In Andreski v. Industrial Commission, 261 Wis. 234, 52 N.W.2d 135 (a 1952 case), where a sheriff had gone to visit many taverns in his own county on his own personal business and had likewise gone into another county prior to his unexplained death, the court, in setting aside the award of the Industrial Commission, and the Circuit Court, which confirmed the commission’s action, quoted from its case of Tewes v. Industrial Commission, 1928, 194 Wis. 489, 215 N.W. 898, 899, as follows :
“ * * * when it is established that employees have entered upon the performance of their duties and are found at' a place where they might properly be in the discharge of those duties, nothing appearing to the contrary, the presumption of continuity obtains,
The evidence in this case shows that when the first person arrived at the warehouse that morning, about ten minutes of six o’clock, he said “nothing was on” in the way of a motor and he passed right by the truck. Neither the motor of the truck nor the plug-in of the refrigerator that held the products' that the truck hauled were on. Later on, however, as the testimony above-quoted will show, a witness came upon the scene and said that the electricity caused by plugging into the wall and running the refrigerator was running. This indicates that after the seeing of Martin by the first witness, John W. Hickey, and the time when others came on the scene hours after-wards, someone had plugged in the refrigerators and they were receiving the electricity to restore them. The inference is that no one would do it but Martin.

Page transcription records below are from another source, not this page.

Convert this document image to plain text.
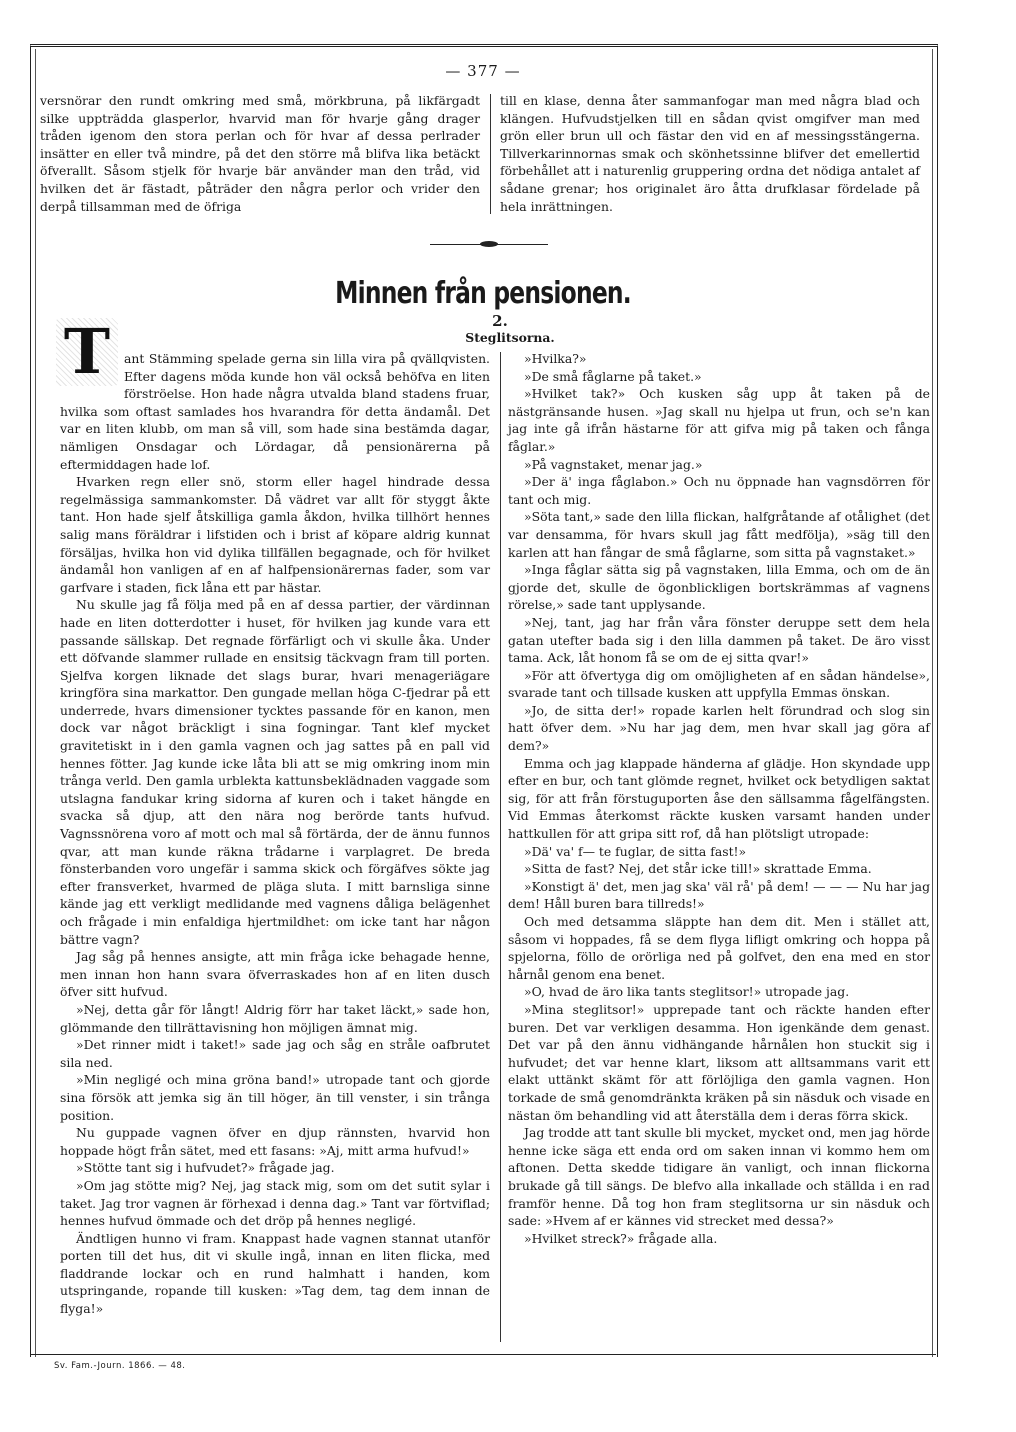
— 377 —

versnörar den rundt omkring med små, mörkbruna, på likfärgadt silke uppträdda glasperlor, hvarvid man för hvarje gång drager tråden igenom den stora perlan och för hvar af dessa perlrader insätter en eller två mindre, på det den större må blifva lika betäckt öfverallt. Såsom stjelk för hvarje bär använder man den tråd, vid hvilken det är fästadt, påträder den några perlor och vrider den derpå tillsamman med de öfriga

till en klase, denna åter sammanfogar man med några blad och klängen. Hufvudstjelken till en sådan qvist omgifver man med grön eller brun ull och fästar den vid en af messingsstängerna. Tillverkarinnornas smak och skönhetssinne blifver det emellertid förbehållet att i naturenlig gruppering ordna det nödiga antalet af sådane grenar; hos originalet äro åtta drufklasar fördelade på hela inrättningen.

Minnen från pensionen.
2.
Steglitsorna.

T	ant Stämming spelade gerna sin lilla vira på qvällqvisten. Efter dagens möda kunde hon väl också behöfva en liten förströelse. Hon hade några utvalda bland stadens fruar, hvilka som oftast samlades hos hvarandra för detta ändamål. Det var en liten klubb, om man så vill, som hade sina bestämda dagar, nämligen Onsdagar och Lördagar, då pensionärerna på eftermiddagen hade lof.

Hvarken regn eller snö, storm eller hagel hindrade dessa regelmässiga sammankomster. Då vädret var allt för styggt åkte tant. Hon hade sjelf åtskilliga gamla åkdon, hvilka tillhört hennes salig mans föräldrar i lifstiden och i brist af köpare aldrig kunnat försäljas, hvilka hon vid dylika tillfällen begagnade, och för hvilket ändamål hon vanligen af en af halfpensionärernas fader, som var garfvare i staden, fick låna ett par hästar.

Nu skulle jag få följa med på en af dessa partier, der värdinnan hade en liten dotterdotter i huset, för hvilken jag kunde vara ett passande sällskap. Det regnade förfärligt och vi skulle åka. Under ett döfvande slammer rullade en ensitsig täckvagn fram till porten. Sjelfva korgen liknade det slags burar, hvari menageriägare kringföra sina markattor. Den gungade mellan höga C-fjedrar på ett underrede, hvars dimensioner tycktes passande för en kanon, men dock var något bräckligt i sina fogningar. Tant klef mycket gravitetiskt in i den gamla vagnen och jag sattes på en pall vid hennes fötter. Jag kunde icke låta bli att se mig omkring inom min trånga verld. Den gamla urblekta kattunsbeklädnaden vaggade som utslagna fandukar kring sidorna af kuren och i taket hängde en svacka så djup, att den nära nog berörde tants hufvud. Vagnssnörena voro af mott och mal så förtärda, der de ännu funnos qvar, att man kunde räkna trådarne i varplagret. De breda fönsterbanden voro ungefär i samma skick och förgäfves sökte jag efter fransverket, hvarmed de pläga sluta. I mitt barnsliga sinne kände jag ett verkligt medlidande med vagnens dåliga belägenhet och frågade i min enfaldiga hjertmildhet: om icke tant har någon bättre vagn?

Jag såg på hennes ansigte, att min fråga icke behagade henne, men innan hon hann svara öfverraskades hon af en liten dusch öfver sitt hufvud.

»Nej, detta går för långt! Aldrig förr har taket läckt,» sade hon, glömmande den tillrättavisning hon möjligen ämnat mig.

»Det rinner midt i taket!» sade jag och såg en stråle oafbrutet sila ned.

»Min negligé och mina gröna band!» utropade tant och gjorde sina försök att jemka sig än till höger, än till venster, i sin trånga position.

Nu guppade vagnen öfver en djup rännsten, hvarvid hon hoppade högt från sätet, med ett fasans: »Aj, mitt arma hufvud!»

»Stötte tant sig i hufvudet?» frågade jag.

»Om jag stötte mig? Nej, jag stack mig, som om det sutit sylar i taket. Jag tror vagnen är förhexad i denna dag.» Tant var förtviflad; hennes hufvud ömmade och det dröp på hennes negligé.

Ändtligen hunno vi fram. Knappast hade vagnen stannat utanför porten till det hus, dit vi skulle ingå, innan en liten flicka, med fladdrande lockar och en rund halmhatt i handen, kom utspringande, ropande till kusken: »Tag dem, tag dem innan de flyga!»

»Hvilka?»

»De små fåglarne på taket.»

»Hvilket tak?» Och kusken såg upp åt taken på de nästgränsande husen. »Jag skall nu hjelpa ut frun, och se'n kan jag inte gå ifrån hästarne för att gifva mig på taken och fånga fåglar.»

»På vagnstaket, menar jag.»

»Der ä' inga fåglabon.» Och nu öppnade han vagnsdörren för tant och mig.

»Söta tant,» sade den lilla flickan, halfgråtande af otålighet (det var densamma, för hvars skull jag fått medfölja), »säg till den karlen att han fångar de små fåglarne, som sitta på vagnstaket.»

»Inga fåglar sätta sig på vagnstaken, lilla Emma, och om de än gjorde det, skulle de ögonblickligen bortskrämmas af vagnens rörelse,» sade tant upplysande.

»Nej, tant, jag har från våra fönster deruppe sett dem hela gatan utefter bada sig i den lilla dammen på taket. De äro visst tama. Ack, låt honom få se om de ej sitta qvar!»

»För att öfvertyga dig om omöjligheten af en sådan händelse», svarade tant och tillsade kusken att uppfylla Emmas önskan.

»Jo, de sitta der!» ropade karlen helt förundrad och slog sin hatt öfver dem. »Nu har jag dem, men hvar skall jag göra af dem?»

Emma och jag klappade händerna af glädje. Hon skyndade upp efter en bur, och tant glömde regnet, hvilket ock betydligen saktat sig, för att från förstuguporten åse den sällsamma fågelfängsten. Vid Emmas återkomst räckte kusken varsamt handen under hattkullen för att gripa sitt rof, då han plötsligt utropade:

»Dä' va' f— te fuglar, de sitta fast!»

»Sitta de fast? Nej, det står icke till!» skrattade Emma.

»Konstigt ä' det, men jag ska' väl rå' på dem! — — — Nu har jag dem! Håll buren bara tillreds!»

Och med detsamma släppte han dem dit. Men i stället att, såsom vi hoppades, få se dem flyga lifligt omkring och hoppa på spjelorna, föllo de orörliga ned på golfvet, den ena med en stor hårnål genom ena benet.

»O, hvad de äro lika tants steglitsor!» utropade jag.

»Mina steglitsor!» upprepade tant och räckte handen efter buren. Det var verkligen desamma. Hon igenkände dem genast. Det var på den ännu vidhängande hårnålen hon stuckit sig i hufvudet; det var henne klart, liksom att alltsammans varit ett elakt uttänkt skämt för att förlöjliga den gamla vagnen. Hon torkade de små genomdränkta kräken på sin näsduk och visade en nästan öm behandling vid att återställa dem i deras förra skick.

Jag trodde att tant skulle bli mycket, mycket ond, men jag hörde henne icke säga ett enda ord om saken innan vi kommo hem om aftonen. Detta skedde tidigare än vanligt, och innan flickorna brukade gå till sängs. De blefvo alla inkallade och ställda i en rad framför henne. Då tog hon fram steglitsorna ur sin näsduk och sade: »Hvem af er kännes vid strecket med dessa?»

»Hvilket streck?» frågade alla.

Sv. Fam.-Journ. 1866. — 48.
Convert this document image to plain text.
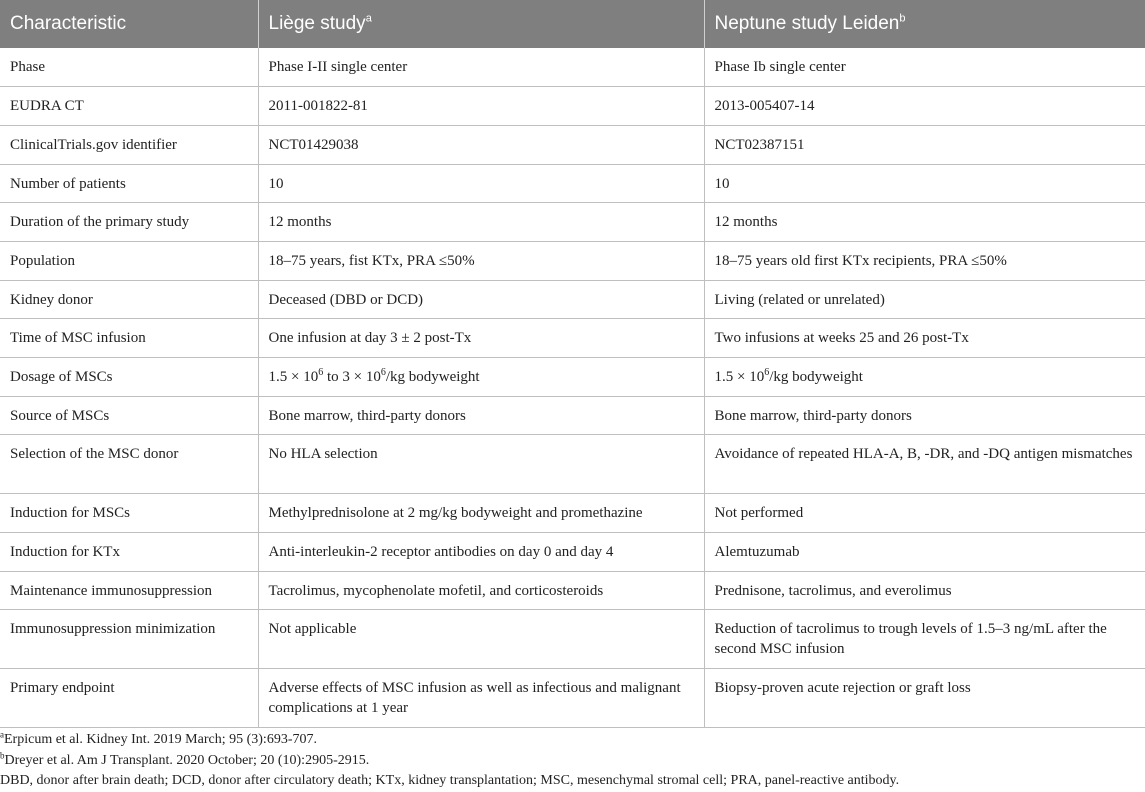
Characteristic	Liège study$^a$	Neptune study Leiden$^b$
Phase	Phase I-II single center	Phase Ib single center
EUDRA CT	2011-001822-81	2013-005407-14
ClinicalTrials.gov identifier	NCT01429038	NCT02387151
Number of patients	10	10
Duration of the primary study	12 months	12 months
Population	18–75 years, fist KTx, PRA ≤50%	18–75 years old first KTx recipients, PRA ≤50%
Kidney donor	Deceased (DBD or DCD)	Living (related or unrelated)
Time of MSC infusion	One infusion at day 3 ± 2 post-Tx	Two infusions at weeks 25 and 26 post-Tx
Dosage of MSCs	$1.5 \times 10^6$ to $3 \times 10^6/kg$ bodyweight	$1.5 \times 10^6/kg$ bodyweight
Source of MSCs	Bone marrow, third-party donors	Bone marrow, third-party donors
Selection of the MSC donor	No HLA selection	Avoidance of repeated HLA-A, B, -DR, and -DQ antigen mismatches
Induction for MSCs	Methylprednisolone at 2 mg/kg bodyweight and promethazine	Not performed
Induction for KTx	Anti-interleukin-2 receptor antibodies on day 0 and day 4	Alemtuzumab
Maintenance immunosuppression	Tacrolimus, mycophenolate mofetil, and corticosteroids	Prednisone, tacrolimus, and everolimus
Immunosuppression minimization	Not applicable	Reduction of tacrolimus to trough levels of 1.5–3 ng/mL after the second MSC infusion
Primary endpoint	Adverse effects of MSC infusion as well as infectious and malignant complications at 1 year	Biopsy-proven acute rejection or graft loss
$^a$Erpicum et al. Kidney Int. 2019 March; 95 (3):693-707.
$^b$Dreyer et al. Am J Transplant. 2020 October; 20 (10):2905-2915.
DBD, donor after brain death; DCD, donor after circulatory death; KTx, kidney transplantation; MSC, mesenchymal stromal cell; PRA, panel-reactive antibody.
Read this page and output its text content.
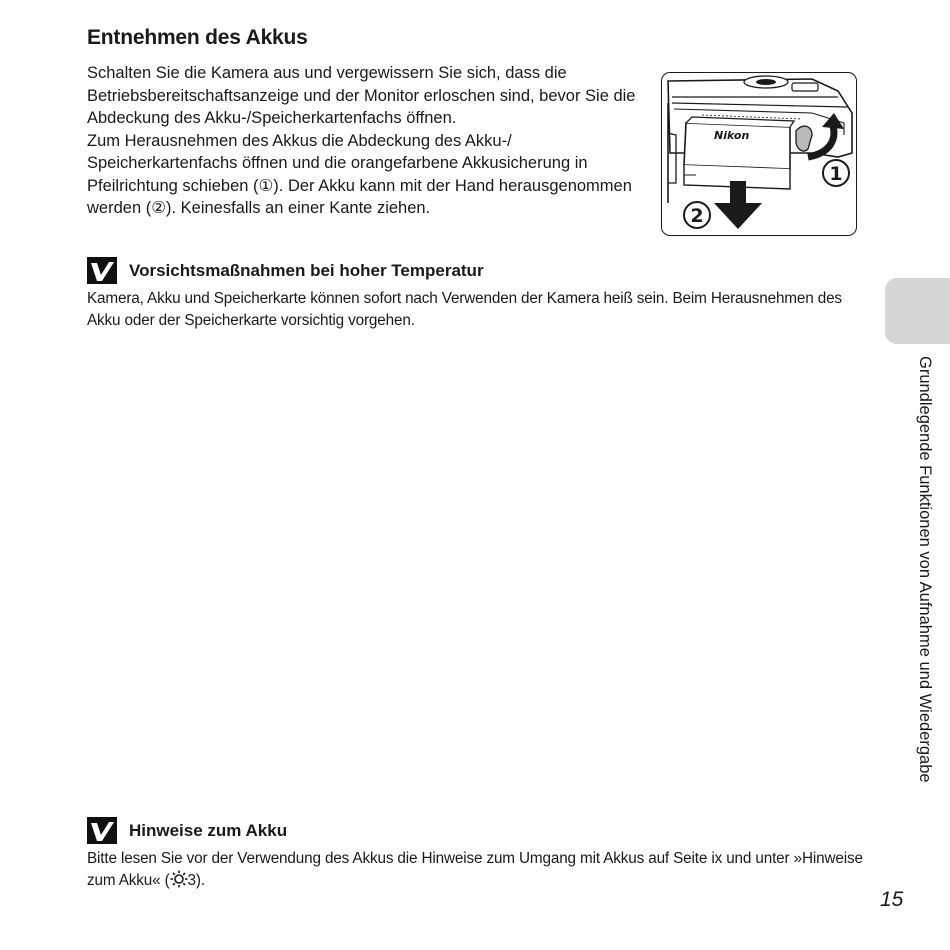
Entnehmen des Akkus

Schalten Sie die Kamera aus und vergewissern Sie sich, dass die Betriebsbereitschaftsanzeige und der Monitor erloschen sind, bevor Sie die Abdeckung des Akku-/Speicherkartenfachs öffnen.

Zum Herausnehmen des Akkus die Abdeckung des Akku-/ Speicherkartenfachs öffnen und die orangefarbene Akkusicherung in Pfeilrichtung schieben (①). Der Akku kann mit der Hand herausgenommen werden (②). Keinesfalls an einer Kante ziehen.

Nikon
1
2
Vorsichtsmaßnahmen bei hoher Temperatur

Kamera, Akku und Speicherkarte können sofort nach Verwenden der Kamera heiß sein. Beim Herausnehmen des Akku oder der Speicherkarte vorsichtig vorgehen.

Hinweise zum Akku

Bitte lesen Sie vor der Verwendung des Akkus die Hinweise zum Umgang mit Akkus auf Seite ix und unter »Hinweise zum Akku« ( 3).

Grundlegende Funktionen von Aufnahme und Wiedergabe
15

Flagstaff, Arizona, has an elevation of 6,896 feet; it was snowing on the morning of January 7th; the wind was blowing and people took shelter in places to get out of the weather. Who needed his products so early, or why should his truck take out over the mountain roads to cover the distance from Winslow, Arizona to the east to Ash Fork to the west, a distance of 109 miles?
If Martin slept in his truck at the place of business of Swift & Company when trouble was imminent at home, the petitioner should not be penalized for it. He was protecting his master’s interests. He may have temporarily abandoned his home but he never abandoned his job.
Referring to the time when rigor mortis sets in, the majority opinion relies on the testimony of Dr. Sechrist, the physician who was present when the body was taken from the truck. He testified, “he had been dead from two to eight hours.” William L. Compton, the mortician, said rigor mortis *421had not set in when the body was removed from the track. When a doctor is called at time of death he generally, unless life is in sight, takes but a moment, but the mortician lives with the dead. Who knows best? But the testimony definitely shows that Dr. Sechrist worked on the body for
IS minutes when it was taken from the truck, hoping to restore life, and at the same time oxygen was being given to Martin.
Without hesitation, I say the award of the industrial commission should be set aside.